Jusqu'ici, la priorité était donnée à l'interprétation contemporaine des valeurs chères à la religion catholique plutôt qu'aux fondamentaux bibliques. C’est donc un changement de cap par rapport au programme précédent de religion catholique en Flandre, qui datait de 1999 déjà.

"Une part importante de notre culture et de notre actualité sont imprégnés par la religion et notre philosophie de vie. Il est donc important de renforcer la connaissance et le vocabulaire de cette philosophie de vie, et en particulier celle de la tradition chrétienne dont notre culture est imprégnée", indique Jürgen Mettepenningen, au nom de tous les évêques flamands.

Les adolescents manquent-ils de connaissances dans ce domaine ? "Il ne s’agit pas tellement d’un manque de connaissances, mais du fait que les besoins ont augmenté. Si l’on regarde les sites d’informations à l’heure actuelle, et le dialogue avec les gens du monde entier, il faut constater qu’on ne peut mener un débat sans posséder ces connaissances de base sur la religion chrétienne", précise Mettepenningen.

Les élèves devront notamment être capables de citer les Dix Commandements en fin de cycle secondaire, parce qu’ils sont "une base importante pour réfléchir à l’échelle internationale aux comportements éthiques", estiment les évêques flamands. "Les Commandements sont importants du point de vue universel, pas seulement pour les catholiques, mais aussi pour les juifs", indique Mettepenningen.

Le nouveau programme pour les cours de religion entrera en vigueur au 1er septembre, avec la prochaine rentrée scolaire.  

"La religion est bien matière d’enseignement"

D’après Johan Bonny (photo), évêque d’Anvers, le programme d’étude de la religion catholique était bien fait, mais il avait besoin d’une remise à jour au bout de 20 ans d’existence. Et la connaissance de la tradition judéo-chrétienne et catholique fait partie de ce domaine d’études.

"Il y a une connaissance de base à acquérir, pour savoir de quoi on parle, pour pouvoir réfléchir et parler avec d’autres. Ce sont des concepts de base qui figurent sur le disque dur de notre civilisation.

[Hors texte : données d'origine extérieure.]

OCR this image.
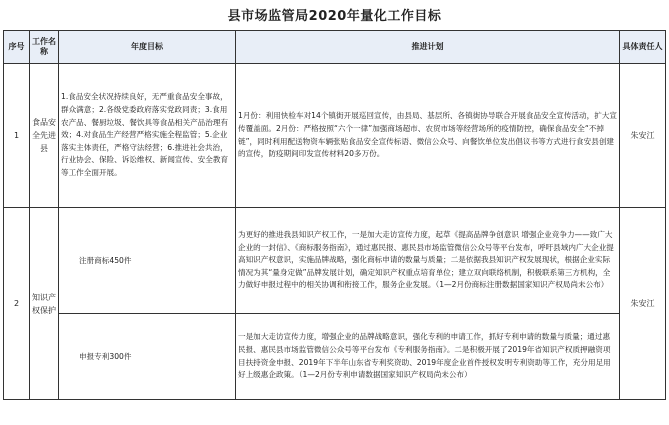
县市场监管局2020年量化工作目标
序号	工作名称	年度目标	推进计划	具体责任人
1	食品安全先进县	1.食品安全状况持续良好，无严重食品安全事故，群众满意；2.各级党委政府落实党政同责；3.食用农产品、餐厨垃圾、餐饮具等食品相关产品治理有效；4.对食品生产经营严格实施全程监管；5.企业落实主体责任，严格守法经营；6.推进社会共治，行业协会、保险、诉讼维权、新闻宣传、安全教育等工作全面开展。	1月份：利用快检车对14个镇街开展巡回宣传，由县局、基层所、各镇街协导联合开展食品安全宣传活动，扩大宣传覆盖面。2月份：严格按照“六个一律”加强商场超市、农贸市场等经营场所的疫情防控，确保食品安全“不掉链”，同时利用配送物资车辆张贴食品安全宣传标语、微信公众号、向餐饮单位发出倡议书等方式进行食安县创建的宣传，防疫期间印发宣传材料20多万份。	朱安江
2	知识产权保护	注册商标450件	为更好的推进我县知识产权工作，一是加大走访宣传力度，起草《提高品牌争创意识 增强企业竞争力——致广大企业的一封信》、《商标服务指南》，通过惠民报、惠民县市场监管微信公众号等平台发布，呼吁县域内广大企业提高知识产权意识，实施品牌战略，强化商标申请的数量与质量；二是依据我县知识产权发展现状，根据企业实际情况为其“量身定做”品牌发展计划，确定知识产权重点培育单位；建立双向联络机制，积极联系第三方机构，全力做好申报过程中的相关协调和衔接工作，服务企业发展。（1—2月份商标注册数据国家知识产权局尚未公布）	朱安江
		申报专利300件	一是加大走访宣传力度，增强企业的品牌战略意识，强化专利的申请工作，抓好专利申请的数量与质量；通过惠民报、惠民县市场监管微信公众号等平台发布《专利服务指南》。二是积极开展了2019年省知识产权质押融资项目扶持资金申报、2019年下半年山东省专利奖资助、2019年度企业首件授权发明专利资助等工作，充分用足用好上级惠企政策。（1—2月份专利申请数据国家知识产权局尚未公布）	
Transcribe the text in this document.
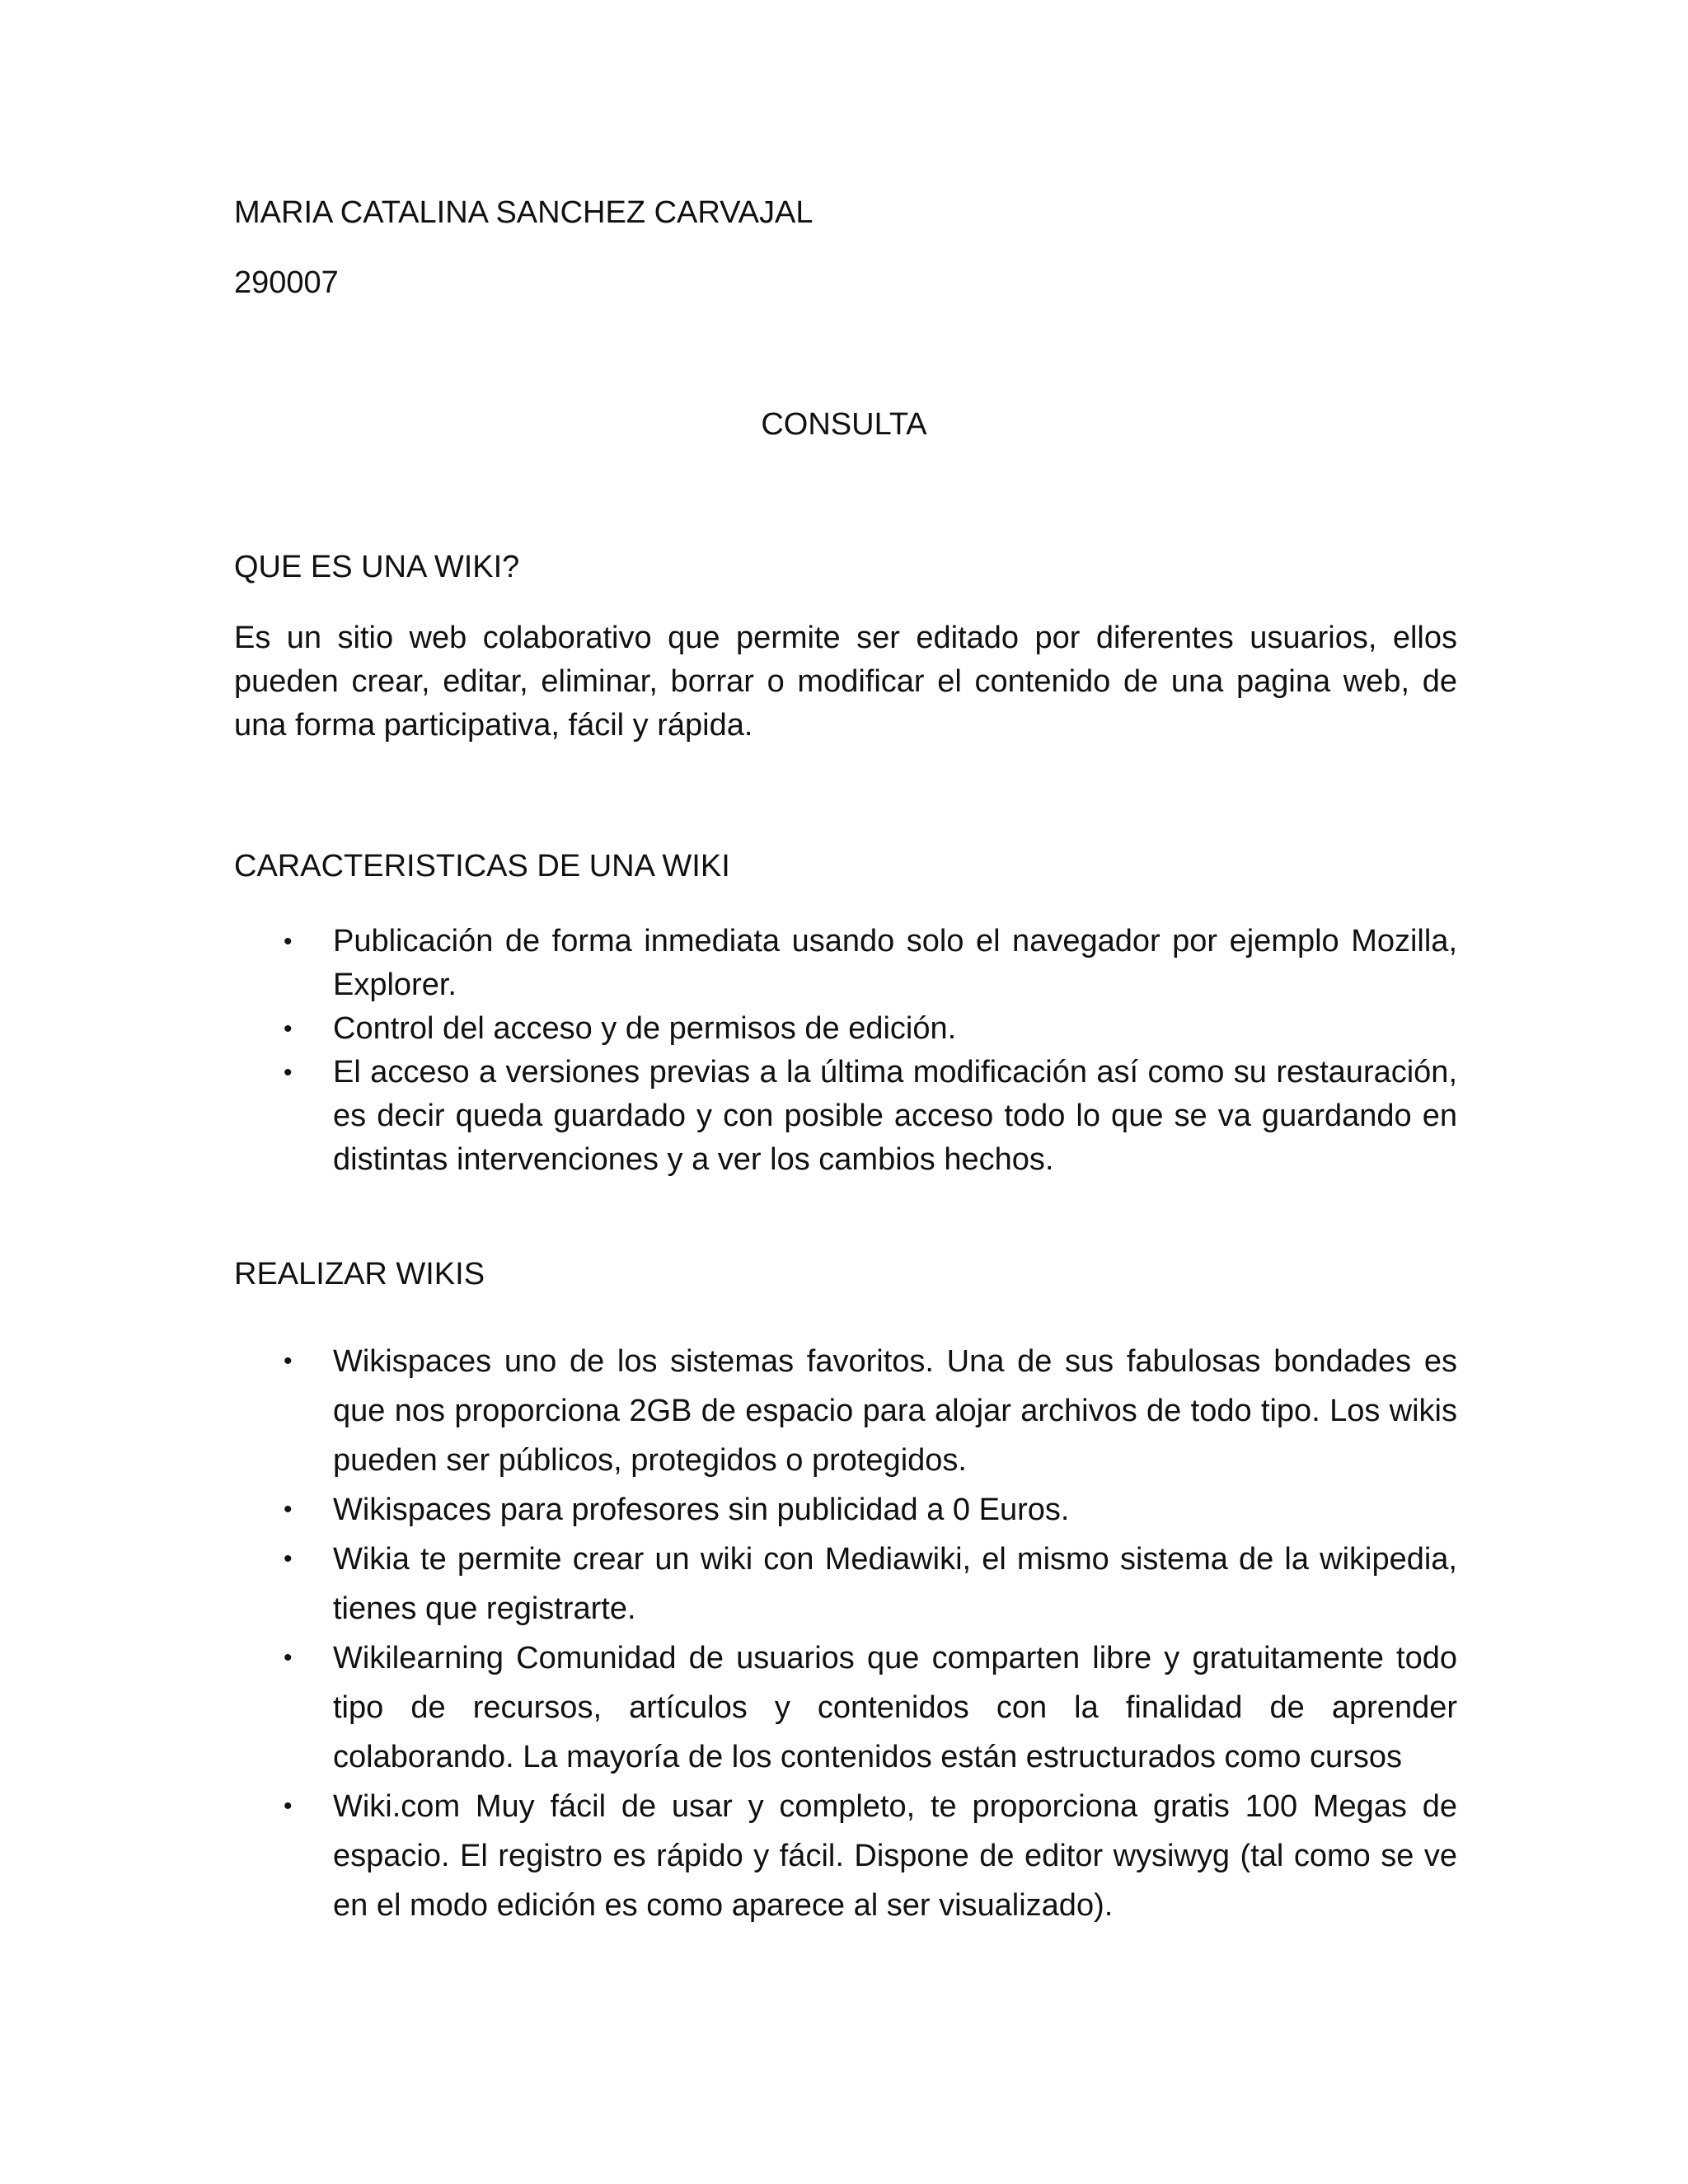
MARIA CATALINA SANCHEZ CARVAJAL
290007
CONSULTA
QUE ES UNA WIKI?
Es un sitio web colaborativo que permite ser editado por diferentes usuarios, ellos pueden crear, editar, eliminar, borrar o modificar el contenido de una pagina web, de una forma participativa, fácil y rápida.
CARACTERISTICAS DE UNA WIKI
• Publicación de forma inmediata usando solo el navegador por ejemplo Mozilla, Explorer.
• Control del acceso y de permisos de edición.
• El acceso a versiones previas a la última modificación así como su restauración, es decir queda guardado y con posible acceso todo lo que se va guardando en distintas intervenciones y a ver los cambios hechos.
REALIZAR WIKIS
• Wikispaces uno de los sistemas favoritos. Una de sus fabulosas bondades es que nos proporciona 2GB de espacio para alojar archivos de todo tipo. Los wikis pueden ser públicos, protegidos o protegidos.
• Wikispaces para profesores sin publicidad a 0 Euros.
• Wikia te permite crear un wiki con Mediawiki, el mismo sistema de la wikipedia, tienes que registrarte.
• Wikilearning Comunidad de usuarios que comparten libre y gratuitamente todo tipo de recursos, artículos y contenidos con la finalidad de aprender colaborando. La mayoría de los contenidos están estructurados como cursos
• Wiki.com Muy fácil de usar y completo, te proporciona gratis 100 Megas de espacio. El registro es rápido y fácil. Dispone de editor wysiwyg (tal como se ve en el modo edición es como aparece al ser visualizado).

Si l’on parle de Moïse et de l’Exode, de l’exile, ce sont des archétypes. Il ne s’agit pas seulement de passages de la Bible, mais de morceaux-clef de la littérature du monde".

"Ou prenez l’exemple du Bon Samaritain. A quoi se rapporte la bonté ? Qui est mon prochain ? Ce n’est pas seulement une devinette. Ce sont des questions fondamentales sur l’existence humaine", précise l’évêque d’Anvers. "Nous estimons que la religion doit effectivement être enseignée et a sa place à l’école. Et en tant que telle, elle doit être étudiée".

Et en Belgique francophone ?

Une telle réflexion n'est pas menée du côté francophone de la Belgique, indique le Secrétariat général de l'enseignement catholique en communautés française et germanophone. "L'approche est loin d'être identique", souligne Conrad Vandewerve, porte-parole du Segec.

En 2013, un référentiel pour le cours de religion catholique a été élaboré par un groupe de travail, rassemblant "l'ensemble des chefs des religions reconnues et de la laïcité", explique-t-il. "Ce référentiel donne droit à des compétences transversales comme le questionnement philosophique, l'éducation à la citoyenneté ou encore le dialogue interconvictionnel", poursuit-il. "Elles sont intégrées au cours de religion sans s'y substituer."

Si le texte a subi quelques adaptations depuis 2013, il n'existe nullement l'intention de se focaliser sur l'apprentissage des fondamentaux bibliques, assure le porte-parole.